Worse yet is when AI gives answer that are ads without knowing it.
Not long ago I asked ChatGPT for the best washing machines (or something). It gave me a list with a little information about each one. I then asked for its sources. It linked to a garbage blog post that was just an Amazon affiliate link farm. There was no research, no testing, nothing... just random links to try and generate a few cents per click. This is the "knowledge" we often get from AI, without knowing it.
I once had chatGPT run a research about popular stacks in job openings across Europe. Not that I don't already work with React + some Python, I was just doing it out of curiosity for it's results.
After 5-7 minutes of work, it returns many results, yet it's citing 2 specific websites as sources, one of which was blogspam you'd write to get visibility on Google results.
So I guess we're heading towards a future where websites will be optimized to increase the probability of chatGPT and AI tools to use you as a reference and link to you with confidence, regardless of their sources.
I had a recent example of ChatGPT giving me a really fishy answer I didn’t believe after it searched online, so I looked at the cited page, and it was clearly hallucinated slop written by another AI.
I wish for it to only use sources that are older than 2019 and have zero ads and referral links, haha.
That first sentence gave me shivers because I know it's true. I don't think we realize the extent of the subtle but constant manipulation we'll all get to experience.
Subtle manipulation maybe. Subtle ads do not exist. Theoretically it's possible, but I've yet to see one. Advertisement is blatant. Not that it doesn't work (on my as well), but it's blatant.
In the above example, someone is paying for them. "In 2021, the agreements between brand owners and films and television programs were worth more than US$20 billion".
I'm pretty sure you are very unfamiliar with how ads actually work.
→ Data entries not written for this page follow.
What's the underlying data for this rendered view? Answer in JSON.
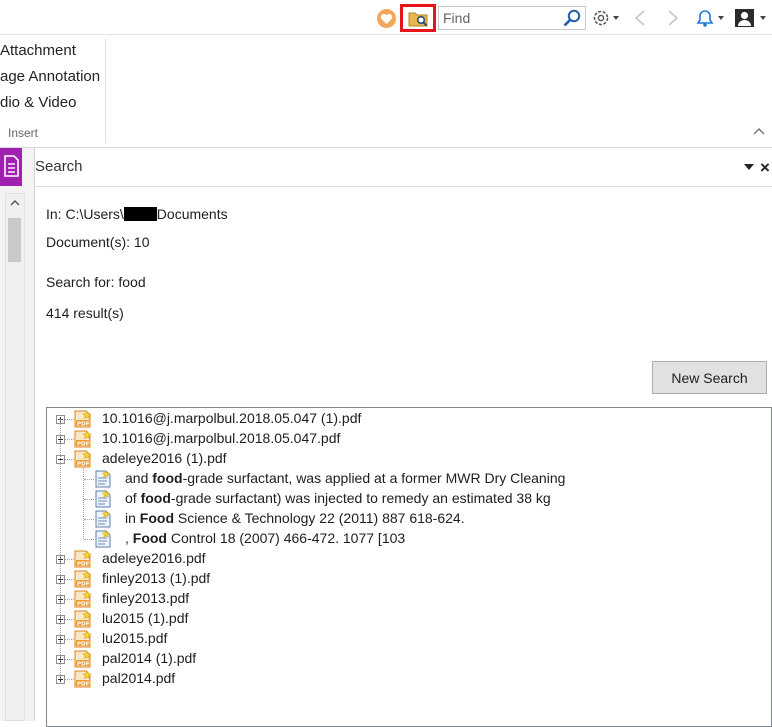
{
  "toolbar": {
    "find_placeholder": "Find",
    "highlight_color": "#e8141c"
  },
  "ribbon": {
    "items": [
      "Attachment",
      "age Annotation",
      "dio & Video"
    ],
    "group_label": "Insert"
  },
  "search_panel": {
    "title": "Search",
    "in_prefix": "In: C:\\Users\\",
    "in_suffix": "Documents",
    "documents_line": "Document(s): 10",
    "search_for_line": "Search for: food",
    "result_count_line": "414 result(s)",
    "new_search_label": "New Search"
  },
  "results": [
    {
      "file": "10.1016@j.marpolbul.2018.05.047 (1).pdf",
      "expanded": false
    },
    {
      "file": "10.1016@j.marpolbul.2018.05.047.pdf",
      "expanded": false
    },
    {
      "file": "adeleye2016 (1).pdf",
      "expanded": true,
      "matches": [
        {
          "before": "and ",
          "match": "food",
          "after": "-grade surfactant, was applied at a former MWR Dry Cleaning"
        },
        {
          "before": "of ",
          "match": "food",
          "after": "-grade surfactant) was injected to remedy an estimated 38 kg"
        },
        {
          "before": "in ",
          "match": "Food",
          "after": " Science & Technology 22 (2011) 887 618-624."
        },
        {
          "before": ", ",
          "match": "Food",
          "after": " Control 18 (2007) 466-472. 1077 [103"
        }
      ]
    },
    {
      "file": "adeleye2016.pdf",
      "expanded": false
    },
    {
      "file": "finley2013 (1).pdf",
      "expanded": false
    },
    {
      "file": "finley2013.pdf",
      "expanded": false
    },
    {
      "file": "lu2015 (1).pdf",
      "expanded": false
    },
    {
      "file": "lu2015.pdf",
      "expanded": false
    },
    {
      "file": "pal2014 (1).pdf",
      "expanded": false
    },
    {
      "file": "pal2014.pdf",
      "expanded": false
    }
  ]
}
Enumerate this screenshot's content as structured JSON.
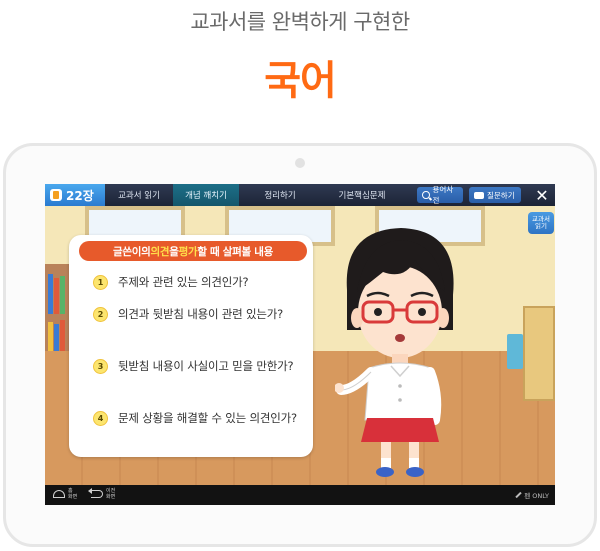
{
  "header": {
    "subtitle": "교과서를 완벽하게 구현한",
    "title": "국어"
  },
  "toolbar": {
    "chapter": "22장",
    "tabs": [
      {
        "label": "교과서 읽기",
        "active": false
      },
      {
        "label": "개념 깨치기",
        "active": true
      },
      {
        "label": "정리하기",
        "active": false
      },
      {
        "label": "기본핵심문제",
        "active": false
      }
    ],
    "dictionary_label": "용어사전",
    "question_label": "질문하기",
    "close_label": "✕"
  },
  "side": {
    "read_textbook": "교과서 읽기"
  },
  "card": {
    "banner_pre": "글쓴이의 ",
    "banner_hl1": "의견",
    "banner_mid": "을 ",
    "banner_hl2": "평가",
    "banner_post": "할 때 살펴볼 내용",
    "items": [
      {
        "num": "1",
        "text": "주제와 관련 있는 의견인가?"
      },
      {
        "num": "2",
        "text": "의견과 뒷받침 내용이 관련 있는가?"
      },
      {
        "num": "3",
        "text": "뒷받침 내용이 사실이고 믿을 만한가?"
      },
      {
        "num": "4",
        "text": "문제 상황을 해결할 수 있는 의견인가?"
      }
    ]
  },
  "bottombar": {
    "home_label": "홈 화면",
    "back_label": "이전 화면",
    "pen_only": "펜 ONLY"
  },
  "colors": {
    "accent_orange": "#ff6a13",
    "banner": "#e75a2b",
    "highlight_yellow": "#ffe04a"
  }
}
The best advertising is word of mouth advertising and smart marketers seek out people of influence in their communities to spread their products. This was well known in marketing long before the term online influencer was a thing. It's very hard for most people to even notice this kind of advertisement is even happening.
My first reaction when a friend tells me about a product is, that he/she must've seen it on social media.
- Do they actually own the product?
- How long have they owned the product?
- Show me how it works.
- How much have you paid? Else it's worthless to me, but I'm happy for him/her
Huh? I don't think there is a person on earth that does not know the BMW James Bond drives, is not sponsored. Is this really the expectation? I don't believe it.
Have you ever watched someone use Google? Most people look at and click on the sponsored links as if they are organic search results.
Product placement, especially without specific calls outs, are something subtle that most people don't notice. Something like the boxes of cereal sitting on the shelf in Seinfeld's kitchen. Are those ads, is it just set design? I don't really know.
There is also car choice in a movie or TV show. The studio isn't going to design and build an actual car just to avoid using a company's product. Which car do they pick and what does that communicate about the brand to the viewer. Is this an ad?
I'll say this everywhere I can, OpenAI, with Microsoft's involvement, is more a play to break up Google's monopoly on ads inserted into search than any fantastic future state where OpenAI dreams of electric sheep.
You could see this in the agents demo. Need a suit. Ah, let's check J Crew. You'd like that, wouldn't you, J. Crew? How much would you pay to make sure it always checks your site first?
Showing tracking-banners ("cookie banner") that hide their "reject all" somewhere in sub-menus of custom settings is also illegal in Germany (and the EU). Yet you see them everywhere.
Why would you need to retrain the model or update the SFT? You could just dynamically update the system prompt to include things it should advertise.
You could even have something like an MCP to which the LLM could pass "topics", and then it would return products/opinions which it should "subtly" integrate into its response.
The MCP could even be system-level/"invisible" (e.g. the user doesn't see the tool use for the ad server in the web UI for ChatGPT/Claude/Gemini.)
LLM's have already digested all of the web. There isn't much new data for them to consume. It is rapidly moving to synthetic data anyway. The limits of human information have been nearly reached, from a consumption POV
And without the web there is no new datasets for AI so it’ll grind to a halt.